FM contractors hit suppliers with rebate demands
Facilities management contractors are forcing subcontractors to offer “cash-back” deals worth to 8% of the value of contracts, reports Building.
Industry heavyweights Carillion and Norland are thought to be among those asking for rebates of between 1% and 8% in a bid to cut their own costs.
According to industry sources, the practice is mainly hitting M&E contractors, but also plumbing subcontractors and lift suppliers.
Rudi Klein, chief executive of the Special Engineering Contractors Group, told the magazine: “There can be no objection in the current climate to supply chains working together for efficient delivery, but this can require firms carrying out the work to produce cash gifts, and if they refuse, having the work taken away or never given in the first place. It’s outrageous.”
The FM contractors’ letters to their suppliers include demands for rebates on total spend over a year, ranging from 1% to 8%, sometimes retrospectively.
In some cases, the main contractors are asking for ‘pre-bates’. Where a preferred supplier agreement has been negotiated but the work hasn't been carried out, then the demand is for an upfront fee based on the value of work.
Other forms of demand include payments of up to £10,000 to join a non-exclusive tender list.
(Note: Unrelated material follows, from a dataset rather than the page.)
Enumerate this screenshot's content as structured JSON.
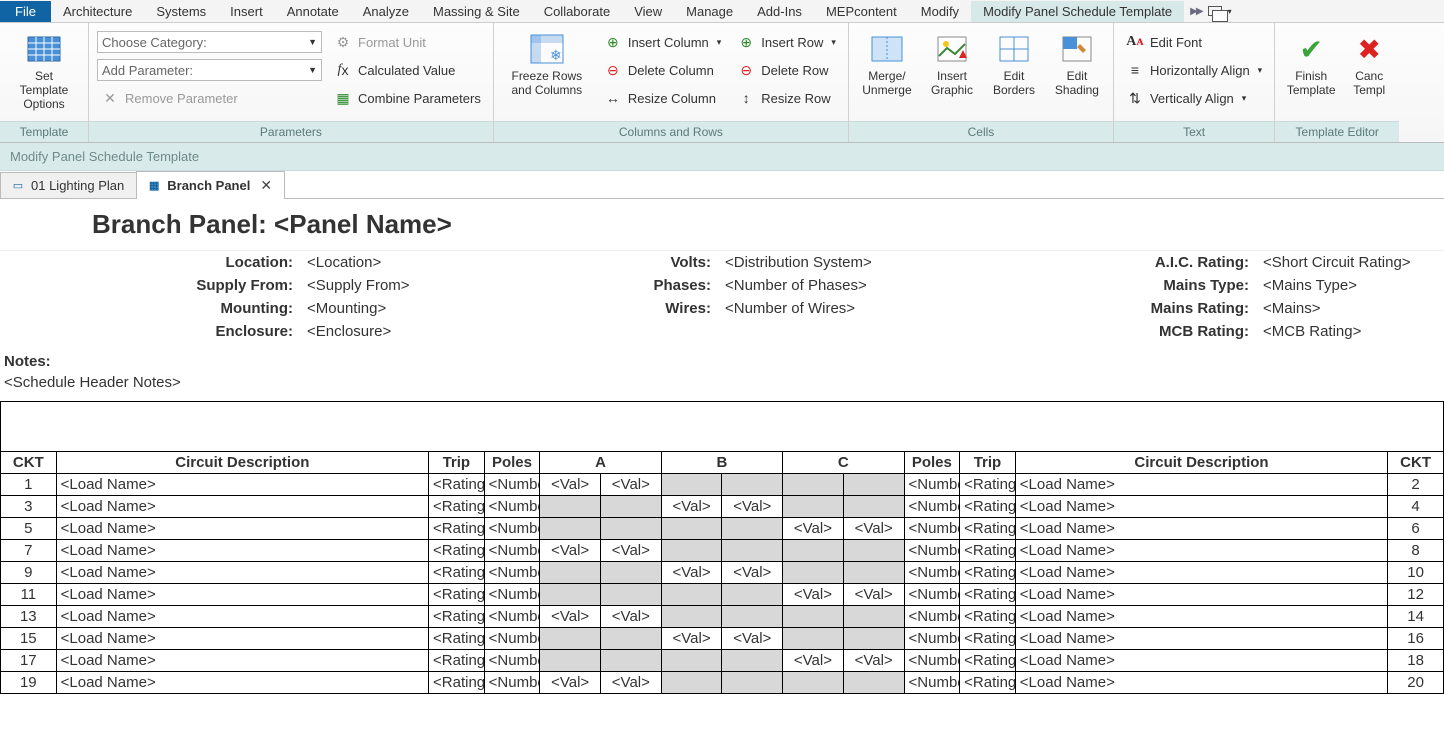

Supply chain sources told Building that they are often warned that they will not be offered future work if they do not agree to rebates.
A draft preferred supplier contract used by Norland Managed Services, seen by Building, asks for rebates of 4% if suppliers receive between £0 and £100,000 a year, and 8% if work totals more than £750,000.
The news comes just days after the Cabinet Office forced FM giant Serco to retract letters demanding its suppliers pay back 2.5% of the cost of contracts to help it meet savings it had agreed on public sector contracts.
The Government had asked Serco and its 25 largest suppliers to make cost savings of 2.5% but without passing them on to their suppliers. Serco's dressing down was in response to its contravention of the government's instructions.